Royal Lyceum Theatre
It looks like a picture postcard reproduction of a still life at the start of Garry Hynes’ production of Samuel Beckett’s existentialist vaudeville masterpiece for Galway-based Druid Theatre. Aaron Monaghan’s Estragon is there, squatting like a statue on a pebble-smooth rock that sits on yellow-scorched earth against a battleship grey background. The rings on the barren tree beside him look like a Van Gogh drained of life.
When Marty Rea’s Vladimir enters, possibly the greatest comedy double act ever go into their age-old daily routine as they hang around, filling in the void with banter invested with the desperate comfort that familiarity brings with it. The easiness is there, not just in the duo’s pet names of Gogo and Didi. It’s there too in the way Monaghan and Rea move in unison, craning and stooping in synch, so they resemble cartoons from a Victorian comic strip.
This physical and visual dexterity brings Hynes’ production to life just as much as Beckett’s words that feed it. Francis O’Connor’s painterly design and James F. Ingalls’ biscuit-coloured lighting vividly frames Gogo and Didi’s antics. Monaghan and Rea are by turns deadpan, hangdog and blessed with a terminal optimism, the timing of their exchanges as deadly as in an old-school sit-com.

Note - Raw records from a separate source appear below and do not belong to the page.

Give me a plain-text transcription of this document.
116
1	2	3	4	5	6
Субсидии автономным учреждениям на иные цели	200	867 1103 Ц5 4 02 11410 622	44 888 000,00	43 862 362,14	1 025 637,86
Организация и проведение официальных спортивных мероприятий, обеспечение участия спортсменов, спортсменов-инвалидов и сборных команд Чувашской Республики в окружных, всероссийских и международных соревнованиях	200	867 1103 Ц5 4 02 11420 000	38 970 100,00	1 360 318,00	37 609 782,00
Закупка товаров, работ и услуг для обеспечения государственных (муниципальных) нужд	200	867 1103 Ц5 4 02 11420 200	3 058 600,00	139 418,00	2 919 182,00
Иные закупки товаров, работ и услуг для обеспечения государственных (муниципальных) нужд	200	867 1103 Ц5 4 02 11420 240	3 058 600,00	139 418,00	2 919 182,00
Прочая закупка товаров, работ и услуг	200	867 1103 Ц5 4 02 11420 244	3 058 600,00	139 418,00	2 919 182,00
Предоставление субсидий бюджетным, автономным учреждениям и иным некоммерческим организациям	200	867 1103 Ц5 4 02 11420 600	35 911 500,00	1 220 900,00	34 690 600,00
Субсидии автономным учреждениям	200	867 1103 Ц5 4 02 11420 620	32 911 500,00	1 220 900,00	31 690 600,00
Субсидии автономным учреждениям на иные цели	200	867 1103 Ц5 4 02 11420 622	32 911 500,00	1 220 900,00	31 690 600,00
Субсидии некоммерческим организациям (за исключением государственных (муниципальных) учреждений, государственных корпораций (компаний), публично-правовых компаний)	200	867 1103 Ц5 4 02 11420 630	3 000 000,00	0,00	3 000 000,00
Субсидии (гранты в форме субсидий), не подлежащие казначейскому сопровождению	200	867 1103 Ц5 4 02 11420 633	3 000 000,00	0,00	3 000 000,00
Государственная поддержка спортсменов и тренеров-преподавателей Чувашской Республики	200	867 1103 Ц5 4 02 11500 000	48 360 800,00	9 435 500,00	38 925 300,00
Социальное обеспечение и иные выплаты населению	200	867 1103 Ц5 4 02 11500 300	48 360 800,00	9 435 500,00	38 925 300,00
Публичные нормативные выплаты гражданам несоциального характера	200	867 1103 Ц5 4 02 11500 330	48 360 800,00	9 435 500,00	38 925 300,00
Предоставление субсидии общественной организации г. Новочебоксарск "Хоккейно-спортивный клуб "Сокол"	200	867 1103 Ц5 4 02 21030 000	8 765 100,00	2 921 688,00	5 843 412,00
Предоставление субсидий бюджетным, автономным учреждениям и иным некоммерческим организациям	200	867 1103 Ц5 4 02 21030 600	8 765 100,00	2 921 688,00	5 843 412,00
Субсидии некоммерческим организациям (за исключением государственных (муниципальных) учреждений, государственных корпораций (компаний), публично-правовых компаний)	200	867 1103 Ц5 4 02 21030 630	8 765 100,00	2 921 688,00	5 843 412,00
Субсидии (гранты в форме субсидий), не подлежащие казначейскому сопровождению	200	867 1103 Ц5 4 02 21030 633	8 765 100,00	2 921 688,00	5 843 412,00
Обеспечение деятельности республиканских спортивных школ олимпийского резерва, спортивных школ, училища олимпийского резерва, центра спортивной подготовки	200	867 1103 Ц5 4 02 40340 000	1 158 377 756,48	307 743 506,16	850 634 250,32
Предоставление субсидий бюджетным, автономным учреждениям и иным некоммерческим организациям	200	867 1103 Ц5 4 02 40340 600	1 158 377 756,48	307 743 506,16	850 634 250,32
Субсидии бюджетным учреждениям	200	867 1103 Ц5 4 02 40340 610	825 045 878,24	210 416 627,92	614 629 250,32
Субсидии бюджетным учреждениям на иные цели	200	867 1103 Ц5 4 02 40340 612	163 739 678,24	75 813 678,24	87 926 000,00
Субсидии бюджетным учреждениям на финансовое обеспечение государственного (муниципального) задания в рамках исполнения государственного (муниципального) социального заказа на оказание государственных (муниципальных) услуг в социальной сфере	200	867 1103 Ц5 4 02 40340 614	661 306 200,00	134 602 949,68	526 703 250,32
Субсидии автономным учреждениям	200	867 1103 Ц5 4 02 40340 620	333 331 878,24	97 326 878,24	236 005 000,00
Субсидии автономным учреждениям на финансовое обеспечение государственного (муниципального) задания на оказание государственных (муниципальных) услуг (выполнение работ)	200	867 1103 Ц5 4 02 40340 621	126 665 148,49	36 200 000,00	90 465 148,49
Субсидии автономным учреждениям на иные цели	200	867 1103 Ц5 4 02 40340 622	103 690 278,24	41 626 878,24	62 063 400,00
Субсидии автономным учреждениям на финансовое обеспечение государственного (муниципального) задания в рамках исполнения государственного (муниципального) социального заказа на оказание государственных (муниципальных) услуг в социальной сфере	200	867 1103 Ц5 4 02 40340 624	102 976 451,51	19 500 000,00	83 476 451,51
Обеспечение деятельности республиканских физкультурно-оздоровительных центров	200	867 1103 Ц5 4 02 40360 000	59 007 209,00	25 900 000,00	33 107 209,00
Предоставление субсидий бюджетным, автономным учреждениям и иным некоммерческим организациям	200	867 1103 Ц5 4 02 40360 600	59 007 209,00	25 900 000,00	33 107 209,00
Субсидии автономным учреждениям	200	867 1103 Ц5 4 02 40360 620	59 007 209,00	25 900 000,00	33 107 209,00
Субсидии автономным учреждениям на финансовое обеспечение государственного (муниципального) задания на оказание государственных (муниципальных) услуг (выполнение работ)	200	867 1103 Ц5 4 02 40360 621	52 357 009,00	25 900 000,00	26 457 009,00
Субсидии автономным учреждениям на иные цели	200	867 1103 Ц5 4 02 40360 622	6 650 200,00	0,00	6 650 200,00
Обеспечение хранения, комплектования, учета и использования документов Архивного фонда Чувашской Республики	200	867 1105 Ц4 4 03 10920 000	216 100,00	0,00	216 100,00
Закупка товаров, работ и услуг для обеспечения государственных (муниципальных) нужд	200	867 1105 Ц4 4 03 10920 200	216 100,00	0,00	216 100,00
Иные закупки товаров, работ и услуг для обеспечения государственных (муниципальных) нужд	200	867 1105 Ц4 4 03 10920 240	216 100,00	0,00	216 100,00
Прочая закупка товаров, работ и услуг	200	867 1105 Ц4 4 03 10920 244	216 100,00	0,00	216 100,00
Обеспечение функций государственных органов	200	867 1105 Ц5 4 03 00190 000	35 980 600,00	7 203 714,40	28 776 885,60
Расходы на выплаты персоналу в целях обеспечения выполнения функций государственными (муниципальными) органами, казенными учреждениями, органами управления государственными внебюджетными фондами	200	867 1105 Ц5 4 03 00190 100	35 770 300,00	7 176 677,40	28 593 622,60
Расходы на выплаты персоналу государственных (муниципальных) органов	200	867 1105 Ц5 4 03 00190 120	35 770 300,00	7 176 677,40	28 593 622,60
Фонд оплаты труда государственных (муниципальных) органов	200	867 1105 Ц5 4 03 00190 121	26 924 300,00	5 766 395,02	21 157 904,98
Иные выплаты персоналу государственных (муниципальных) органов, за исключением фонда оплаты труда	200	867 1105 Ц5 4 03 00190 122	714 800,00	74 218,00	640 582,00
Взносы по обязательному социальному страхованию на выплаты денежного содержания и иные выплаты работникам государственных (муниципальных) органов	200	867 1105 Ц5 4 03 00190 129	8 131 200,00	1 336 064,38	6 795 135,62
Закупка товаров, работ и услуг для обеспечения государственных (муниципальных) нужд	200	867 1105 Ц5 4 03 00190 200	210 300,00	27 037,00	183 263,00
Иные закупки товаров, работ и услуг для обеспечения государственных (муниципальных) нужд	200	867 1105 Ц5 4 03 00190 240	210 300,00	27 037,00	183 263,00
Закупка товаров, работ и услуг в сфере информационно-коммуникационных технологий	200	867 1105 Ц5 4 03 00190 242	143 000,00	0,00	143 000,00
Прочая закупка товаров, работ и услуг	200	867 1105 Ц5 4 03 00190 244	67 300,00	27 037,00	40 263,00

This is Beckett revealed even more than he has been over the last few years as a comedian extraordinaire. When Rory Nolan’s Pozzo comes on, lording it over Garrett Lombard’s Lucky, the gulf between the haves and have-nots heightens the gallows humour. And when Lucky lets rip with all his suppressed knowledge, he free-forms like a beat poet unleashing the holiest of truths. These are mere diversions, alas, that allow time to lurch forwards inbetween Gogo and Didi’s endless longeurs. They relish these with a resignation one might mistake for hope.